Monday, November 25, 2013

Trying to think like Simon (Carter)



About 16 of us are painting the space with Simon Warren at Firstsite. I'm interested in discovering how Simon takes a drawing back into the studio and works it up into a painting.  I find it difficult to create something 'real' without being terribly literal. 

At Firstsite we have been going into the space (an architectural space) and drawing.  At the first session we did quick drawings and then painted from those, using those school watercolour boxes.  We just had a go.  Unsurprisingly, I found myself falling back on my literal approach, almost copying the drawing.  I didn't use local colour but I didn't like the results at all anyway.  

I felt uncomfortable on a number of levels.  Although drawing anything is great, I do not feel inspired by the Firstsite space, particularly.  And when Simon used the word 'domestic' about the way I had collapsed the space, thinking shapes etc, rather than using the available space to inform the drawing accurately, I felt a bit trapped.  Nevertheless, the point of the class, for me, is to look from a different perspective and to explore the problem of studio painting.

I enjoyed the second week more, as I let go and felt and then drew the architectural space (in one drawing)  for pretty much all of the session.

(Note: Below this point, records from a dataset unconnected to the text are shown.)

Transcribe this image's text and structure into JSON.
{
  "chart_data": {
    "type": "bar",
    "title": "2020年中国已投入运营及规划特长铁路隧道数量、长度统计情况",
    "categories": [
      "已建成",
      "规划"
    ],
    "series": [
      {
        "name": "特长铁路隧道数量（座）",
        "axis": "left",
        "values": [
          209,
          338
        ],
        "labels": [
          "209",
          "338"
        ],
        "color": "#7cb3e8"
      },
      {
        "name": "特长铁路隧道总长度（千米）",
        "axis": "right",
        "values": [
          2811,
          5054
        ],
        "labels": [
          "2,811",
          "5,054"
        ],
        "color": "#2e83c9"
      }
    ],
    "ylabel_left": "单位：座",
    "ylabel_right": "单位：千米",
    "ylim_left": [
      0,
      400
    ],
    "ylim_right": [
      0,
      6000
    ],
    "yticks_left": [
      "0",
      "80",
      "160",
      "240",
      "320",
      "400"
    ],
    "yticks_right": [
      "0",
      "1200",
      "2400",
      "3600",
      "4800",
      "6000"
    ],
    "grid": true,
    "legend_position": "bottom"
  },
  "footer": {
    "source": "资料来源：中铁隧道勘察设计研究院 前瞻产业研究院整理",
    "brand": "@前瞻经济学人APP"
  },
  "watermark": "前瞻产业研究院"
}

We've just returned from Cornwall where the landscape is archetectural in its feel and scale.  Now there's a subject I can relate to.  Unfortunately I wasn't able to make drawings as we walked in Lands End, Penzance and elsewhere, but I did photograph as I walked.  

On the drive home I wondered about projecting the photos onto the studio wall to feel the scale of the landscape and then to draw from it, trying to take Simon's approach to heart. Tomorrow I will take one of these drawing and see what they do in paint. 

My Firstsite drawing suggeted Diebenkorn to Simon.  The one below might be a bit more Milton Avery.